PenjuruNegeri.Com – PATI, 13/8/2025 – Tanah Pati berguncang. Ribuan rakyat dari berbagai penjuru desa memadati jantung kota—Alun-Alun Pati—membawa satu pesan tegas: “Bupati Sudewo mundur sekarang juga!”
Massa yang diperkirakan mencapai 25.000 orang menggulung seperti gelombang besar. Dari petani, guru, pelajar, hingga tokoh masyarakat bersatu dalam satu suara—menolak kebijakan yang dinilai menindas dan mengkhianati kepercayaan rakyat.

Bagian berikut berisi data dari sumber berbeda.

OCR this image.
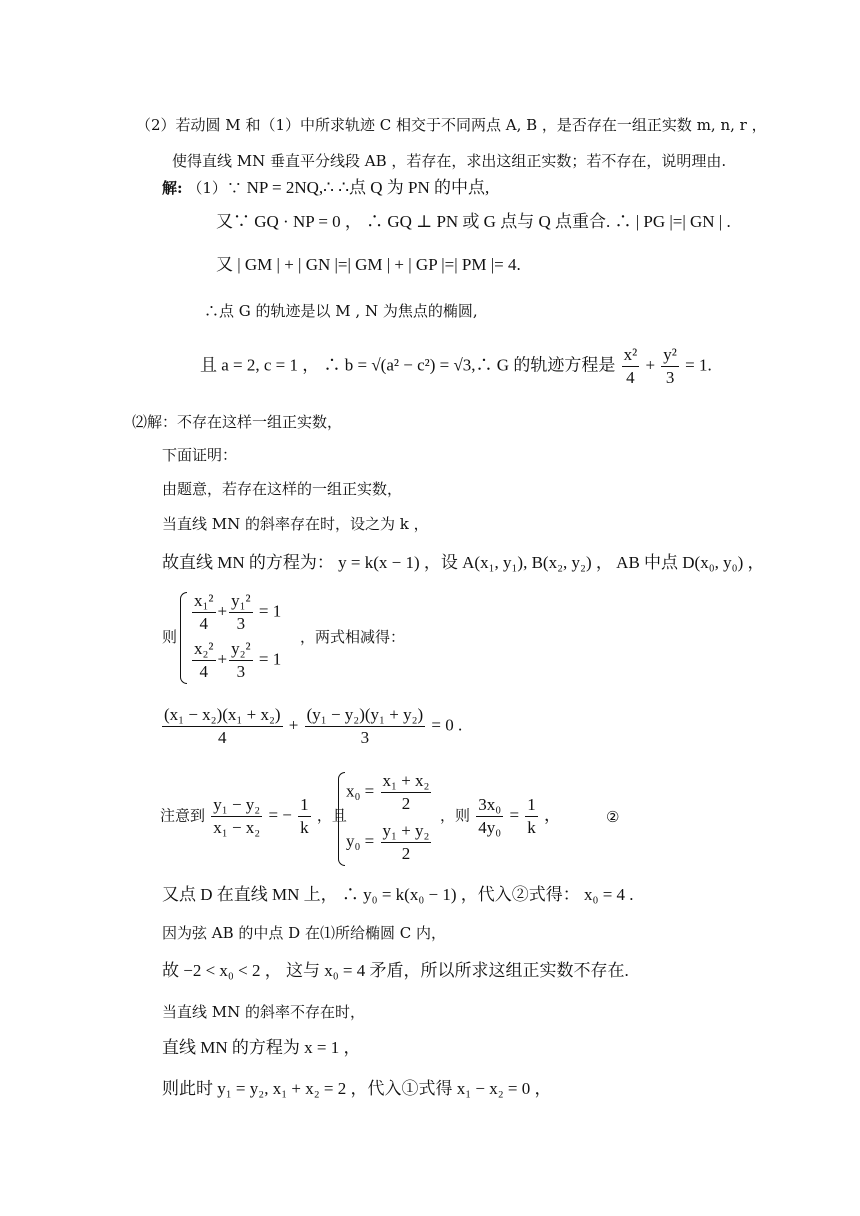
（2）若动圆 M 和（1）中所求轨迹 C 相交于不同两点 A, B ，是否存在一组正实数 m, n, r ，
使得直线 MN 垂直平分线段 AB ，若存在，求出这组正实数；若不存在，说明理由.
解: （1）∵ NP = 2NQ,∴ ∴点 Q 为 PN 的中点,
又∵ GQ · NP = 0 ， ∴ GQ ⊥ PN 或 G 点与 Q 点重合. ∴ | PG |=| GN | .
又 | GM | + | GN |=| GM | + | GP |=| PM |= 4.
∴点 G 的轨迹是以 M , N 为焦点的椭圆,
且 a = 2, c = 1 ， ∴ b = √(a² − c²) = √3,∴ G 的轨迹方程是 $\frac{\text{x²}}{4} + \frac{\text{y²}}{3} = 1$.
⑵解：不存在这样一组正实数，
下面证明：
由题意，若存在这样的一组正实数，
当直线 MN 的斜率存在时，设之为 k ，
故直线 MN 的方程为： y = k(x − 1) ，设 A(x₁, y₁), B(x₂, y₂) ， AB 中点 D(x₀, y₀) ，
则
$\frac{\text{x₁²}}{4} + \frac{\text{y₁²}}{3} = 1$
$\frac{\text{x₂²}}{4} + \frac{\text{y₂²}}{3} = 1$
，两式相减得：
$\frac{\text{(x₁ − x₂)(x₁ + x₂)}}{4} + \frac{\text{(y₁ − y₂)(y₁ + y₂)}}{3} = 0$ .
注意到 $\frac{\text{y₁ − y₂}}{\text{x₁ − x₂}}$ = − $\frac{1}{k}$ ，且
$x_0 = \frac{\text{x₁ + x₂}}{2}$
$y_0 = \frac{\text{y₁ + y₂}}{2}$
，则 $\frac{\text{3x₀}}{\text{4y₀}} = \frac{1}{k}$ ，	②
又点 D 在直线 MN 上， ∴ y₀ = k(x₀ − 1) ，代入②式得： x₀ = 4 .
因为弦 AB 的中点 D 在⑴所给椭圆 C 内，
故 −2 < x₀ < 2 ， 这与 x₀ = 4 矛盾，所以所求这组正实数不存在.
当直线 MN 的斜率不存在时，
直线 MN 的方程为 x = 1 ，
则此时 y₁ = y₂, x₁ + x₂ = 2 ，代入①式得 x₁ − x₂ = 0 ，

🔥 Api Kemarahan Rakyat Membara
Aksi damai berubah mencekam saat Bupati Sudewo akhirnya muncul di hadapan massa. Bukan sambutan tepuk tangan yang diterimanya, melainkan botol air mineral, sandal, dan teriakan “Mundur!” mengarah padanya. Warga menilai permintaan maafnya hanya “lip service” tanpa ketulusan.
Suasana pun berubah drastis.
Gas air mata ditembakkan. Water cannon disemprotkan. Jerit dan batuk membahana di tengah alun-alun yang sebelumnya penuh orasi. Puluhan terluka—34 orang jatuh dengan luka robek, lebam, hingga sesak napas. Bahkan sebuah mobil polisi dilalap api oleh amarah yang tak terbendung.
🧨 Apa yang Membakar Emosi Warga?
Awalnya, rakyat marah karena rencana kenaikan Pajak Bumi dan Bangunan (PBB) hingga 250%. Meski sudah dibatalkan, ternyata luka lama belum sembuh. Tuntutan berkembang menjadi 5 poin besar:
1. Turunkan Bupati Sudewo
2. Tolak sekolah 5 hari
3. Batalkan renovasi alun-alun senilai Rp2 miliar
4. Hentikan pembongkaran masjid bersejarah
5. Tolak proyek videotron Rp1,39 miliar
Semua itu, menurut warga, bukanlah kebutuhan mendesak rakyat—melainkan pemborosan anggaran di tengah derita ekonomi.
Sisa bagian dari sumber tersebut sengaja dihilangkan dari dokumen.